Avant-propos
Flaubert : une éthique de l’écriture
Dès sa première publication, alors qu’il écrit depuis vingt ans pour lui seul et pour quelques amis, Flaubert fait l’expérience de la censure. Accusé pour Madame Bovary d’outrage « à la morale publique et religieuse ou aux bonnes mœurs », selon une loi de 1819 toujours en vigueur sous le Second Empire, il est acquitté, en grande partie grâce à la notoriété de la famille Flaubert. Peu de temps après, le poète des Fleurs du mal est condamné pour « offense à la morale publique et aux bonnes mœurs ». La situation ne s’arrange pas sous la République, qui érige le Sacré-Cœur en expiation de la Commune et organise des pèlerinages sulpiciens. L’ordre moral triomphe. Le Dictionnaire des idées reçues s’en fait l’écho : « Bases de la société. Id est : la propriété, la famille, la religion – le respect des autorités./En parler avec colère si on les attaque. »

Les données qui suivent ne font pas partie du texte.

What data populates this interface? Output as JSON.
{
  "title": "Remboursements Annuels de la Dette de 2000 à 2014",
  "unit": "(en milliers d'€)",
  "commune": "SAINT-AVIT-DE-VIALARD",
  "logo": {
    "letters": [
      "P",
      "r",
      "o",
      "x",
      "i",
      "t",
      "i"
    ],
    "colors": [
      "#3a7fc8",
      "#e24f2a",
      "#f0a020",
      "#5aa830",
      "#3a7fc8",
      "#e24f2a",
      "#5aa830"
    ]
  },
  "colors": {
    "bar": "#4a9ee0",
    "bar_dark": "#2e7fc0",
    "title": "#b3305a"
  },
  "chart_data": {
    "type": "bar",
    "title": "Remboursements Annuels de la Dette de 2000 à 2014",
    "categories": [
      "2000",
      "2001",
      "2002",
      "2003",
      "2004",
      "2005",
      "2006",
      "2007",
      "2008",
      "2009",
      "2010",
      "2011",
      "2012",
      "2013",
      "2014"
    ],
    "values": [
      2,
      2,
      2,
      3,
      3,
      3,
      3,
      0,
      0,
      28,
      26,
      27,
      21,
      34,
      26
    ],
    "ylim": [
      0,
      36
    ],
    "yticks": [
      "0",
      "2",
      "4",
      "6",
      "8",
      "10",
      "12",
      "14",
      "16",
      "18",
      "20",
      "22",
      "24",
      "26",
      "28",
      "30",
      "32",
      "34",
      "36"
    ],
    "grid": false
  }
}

Pour Flaubert, les critères de la moralité et de l’immoralité sont ailleurs. Au moment du procès de Madame Bovary, il explique à son frère Achille : « On voulait à toute force en finir avec la Revue de Paris, et il était très malin de la supprimer pour délit d’immoralité et d’irréligion ; malheureusement mon livre n’est ni immoral ni irréligieux » (le 6 janvier 18571). « Il y a de l’immoralité à bien écrire », dit-il encore à Edma Roger des Genettes, le 20 janvier 18572. C’est en fait la nouveauté du style de Madame Bovary qui bouleverse les idées reçues, en particulier une forme d’impersonnalité fondée sur la polyphonie et le discours indirect libre.

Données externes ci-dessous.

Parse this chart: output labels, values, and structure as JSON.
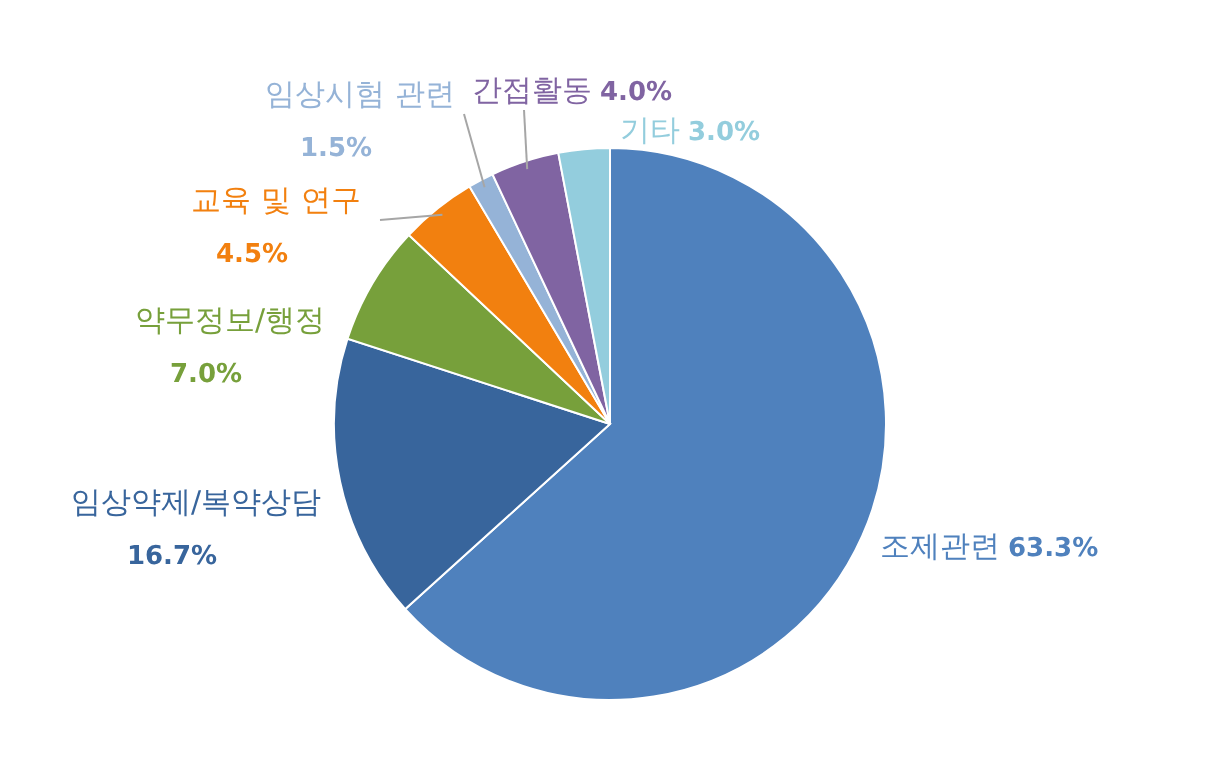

Flaubert retourne l’accusation d’immoralité contre ses censeurs : l’immoralité, c’est la bêtise même. « Voilà la vraie immoralité : l’ignorance et la Bêtise ! Le Diable n’est pas autre chose. Il se nomme Légion. » (12 janvier 1877, à Caroline3). L’écrivain relève les sottises critiques publiées sur Madame Bovary pour en constituer un dossier, dans un geste que prolongera le sottisier de Bouvard et Pécuchet.

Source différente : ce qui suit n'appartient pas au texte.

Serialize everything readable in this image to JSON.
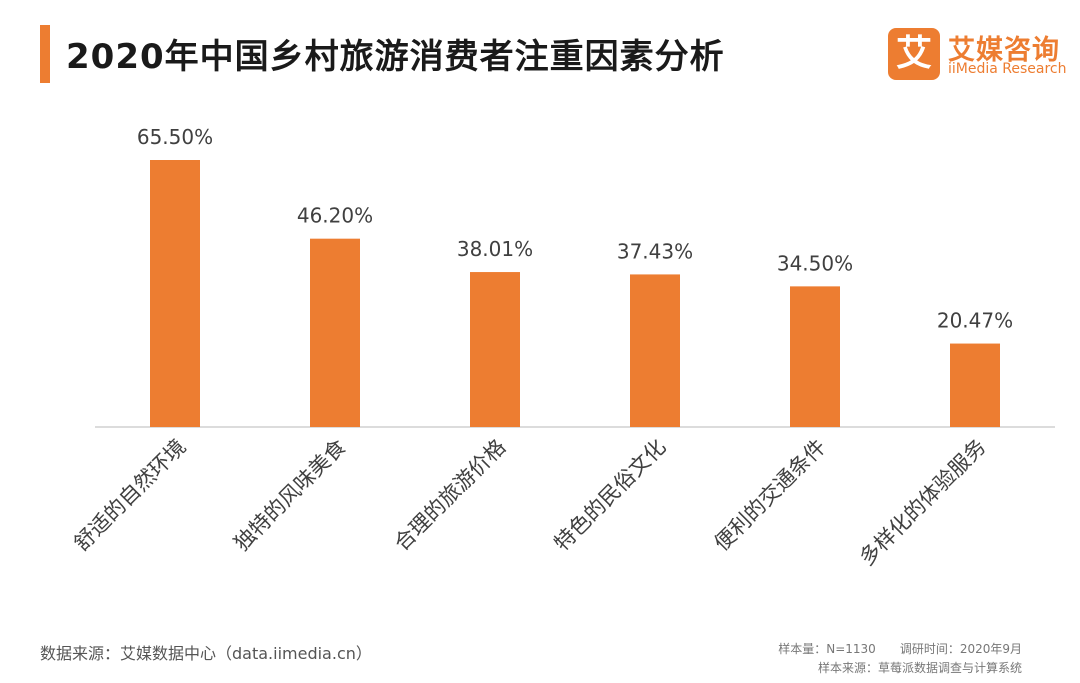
{
  "header": {
    "title": "2020年中国乡村旅游消费者注重因素分析",
    "logo_mark": "艾",
    "logo_cn": "艾媒咨询",
    "logo_en": "iiMedia Research"
  },
  "footer": {
    "source": "数据来源：艾媒数据中心（data.iimedia.cn）",
    "sample": "样本量：N=1130　　调研时间：2020年9月",
    "sample_source": "样本来源：草莓派数据调查与计算系统"
  },
  "colors": {
    "bar": "#ed7d31",
    "axis": "#d0d0d0",
    "label": "#404040"
  },
  "chart_data": {
    "type": "bar",
    "title": "2020年中国乡村旅游消费者注重因素分析",
    "categories": [
      "舒适的自然环境",
      "独特的风味美食",
      "合理的旅游价格",
      "特色的民俗文化",
      "便利的交通条件",
      "多样化的体验服务"
    ],
    "values": [
      65.5,
      46.2,
      38.01,
      37.43,
      34.5,
      20.47
    ],
    "data_labels": [
      "65.50%",
      "46.20%",
      "38.01%",
      "37.43%",
      "34.50%",
      "20.47%"
    ],
    "unit": "%",
    "ylim": [
      0,
      65.5
    ],
    "grid": false,
    "legend": "none"
  }
}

L’immoralité est aussi du côté de la critique littéraire qui méconnaît l’esthétique de « l’œuvre en soi », sa « poétique insciente » : « Ce qui m’indigne tous les jours, c’est de voir mettre sur le même rang un chef-d’œuvre et une turpitude. On exalte les petits et on rabaisse les grands ; rien n’est plus bête ni plus immoral »4. L’immoralité ou l’obscénité, pour un écrivain, c’est de manquer à l’éthique de l’écriture5. Le débat amical qui oppose Flaubert à George Sand est très éclairant. Il engage tout à la fois une éthique de l’écriture et une poétique de la lecture. Pour George Sand, l’échec de L’Éducation sentimentale est dû à l’absence de l’intervention de l’auteur :
L’Éducation sentimentale a été un livre incompris, je te l’ai dit avec insistance, tu ne m’as pas écoutée. Il fallait ou une courte préface ou, dans l’occasion, une expression de blâme, ne fût-ce qu’une épithète heureusement trouvée pour condamner le mal, caractériser la défaillance, signaler l’effort. […] J’ai déjà combattu ton hérésie favorite, qui est que l’on écrit pour vingt personnes intelligentes et qu’on se fiche du reste. […] Il faut écrire pour tous ceux qui ont soif de lire et qui peuvent profiter d’une bonne lecture. Donc, il faut aller tout droit à la moralité la plus élevée qu’on ait en soi-même et ne pas faire mystère du sens moral et profitable de son œuvre6.
Flaubert lui répond :
Quant à laisser voir mon opinion personnelle sur les gens que je mets en scène, non, non ! mille fois non ! Je ne m’en reconnais pas le droit. Si le lecteur ne tire pas d’un livre la moralité qui doit s’y trouver, c’est que le lecteur est un imbécile ou que le livre est faux au point de vue de l’exactitude. Car, du moment qu’une chose est Vraie, elle est bonne. Les livres obscènes ne sont même immoraux que parce qu’ils manquent de vérité. Ça ne se passe pas « comme ça » dans la vie.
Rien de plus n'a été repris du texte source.